Publié par Formation Médicale Continue

Plan Santé Jeunes

Face à la diffusion préoccupante des comportements à risque et au développement d’habitudes alimentaires déséquilibrées, ces propositions visent à mieux protéger les jeunes en mettant l’accent sur :

    la lutte contre les pratiques addictives, prévoyant notamment la mise en cohérence de la législation actuelle sur la vente de boissons alcoolisées aux mineurs, en lien avec la mission interministérielle de lutte contre la drogue et la toxicomanie ;

    des habitudes nutritionnelles plus équilibrées
, en favorisant un environnement propice, notamment en matière de publicité, de bonnes pratiques autour des caisses des grandes surfaces, de restauration scolaire, de charte de qualité, en concertation avec les professionnels du secteur et les associations. Cet environnement sera suivi grâce à la création d’un observatoire de la qualité alimentaire ;

    la lutte contre l’anorexie, grâce à une charte qui sera prochainement signée avec les professionnels du secteur de l’image, au renforcement de la protection des mannequins en particulier mineurs par la médecine du travail et l’inspection du travail, ainsi qu’une interdiction de l’apologie de l’extrême maigreur et de l’anorexie dans les médias.

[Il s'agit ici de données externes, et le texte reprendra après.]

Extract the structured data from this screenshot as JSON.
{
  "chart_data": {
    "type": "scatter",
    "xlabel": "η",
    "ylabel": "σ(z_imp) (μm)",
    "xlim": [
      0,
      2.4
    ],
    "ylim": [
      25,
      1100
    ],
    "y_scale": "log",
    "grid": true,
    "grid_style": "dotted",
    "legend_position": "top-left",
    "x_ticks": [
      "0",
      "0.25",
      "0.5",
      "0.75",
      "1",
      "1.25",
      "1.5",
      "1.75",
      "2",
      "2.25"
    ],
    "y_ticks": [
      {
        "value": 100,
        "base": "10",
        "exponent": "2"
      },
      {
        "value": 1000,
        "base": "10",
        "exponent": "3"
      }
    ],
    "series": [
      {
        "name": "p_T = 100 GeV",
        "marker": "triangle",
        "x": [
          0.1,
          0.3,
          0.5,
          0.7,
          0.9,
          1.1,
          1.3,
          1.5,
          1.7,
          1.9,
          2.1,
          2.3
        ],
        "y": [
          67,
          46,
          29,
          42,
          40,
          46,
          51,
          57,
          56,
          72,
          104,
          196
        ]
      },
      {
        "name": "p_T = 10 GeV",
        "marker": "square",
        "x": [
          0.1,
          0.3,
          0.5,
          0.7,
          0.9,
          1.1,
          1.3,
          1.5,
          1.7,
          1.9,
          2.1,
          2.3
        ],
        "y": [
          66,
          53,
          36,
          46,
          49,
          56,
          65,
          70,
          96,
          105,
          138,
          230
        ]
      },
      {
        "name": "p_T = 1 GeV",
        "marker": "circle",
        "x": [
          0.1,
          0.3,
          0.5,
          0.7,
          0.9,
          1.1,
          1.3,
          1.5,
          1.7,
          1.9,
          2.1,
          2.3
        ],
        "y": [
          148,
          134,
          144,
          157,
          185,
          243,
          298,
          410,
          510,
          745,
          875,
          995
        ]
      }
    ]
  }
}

Des situations dramatiques sont par ailleurs souvent constatées chez les jeunes les plus vulnérables pour lesquels des efforts particuliers doivent être mis en œuvre, et notamment :
    un programme expérimental de prévention santé en milieu scolaire et universitaire qui tiendra compte des inégalités territoriales en matière de santé, dès la rentrée scolaire prochaine ;

    la promotion du dispositif du numéro vert « fil santé jeunes » (0 800 235 236) dont la simplification à 4 chiffres et la gratuité à partir de téléphones portables sera expérimentée à la rentrée scolaire ;

    le repérage et la prévention de la crise suicidaire, plus particulièrement chez les jeunes homosexuels, notamment avec une campagne dès fin 2008 menée sous l’égide du cinéaste André Téchiné ;

    une campagne « contraception 2008-2009 »
qui réponde aux besoins des jeunes non scolarisés dans les quartiers populaires ;

    le développement des maisons des adolescents dans tous les départements d’ici 2010, en priorité dans les quartiers populaires, et le déploiement d’équipes mobiles pluridisciplinaires à partir de ces maisons, allant au devant des jeunes.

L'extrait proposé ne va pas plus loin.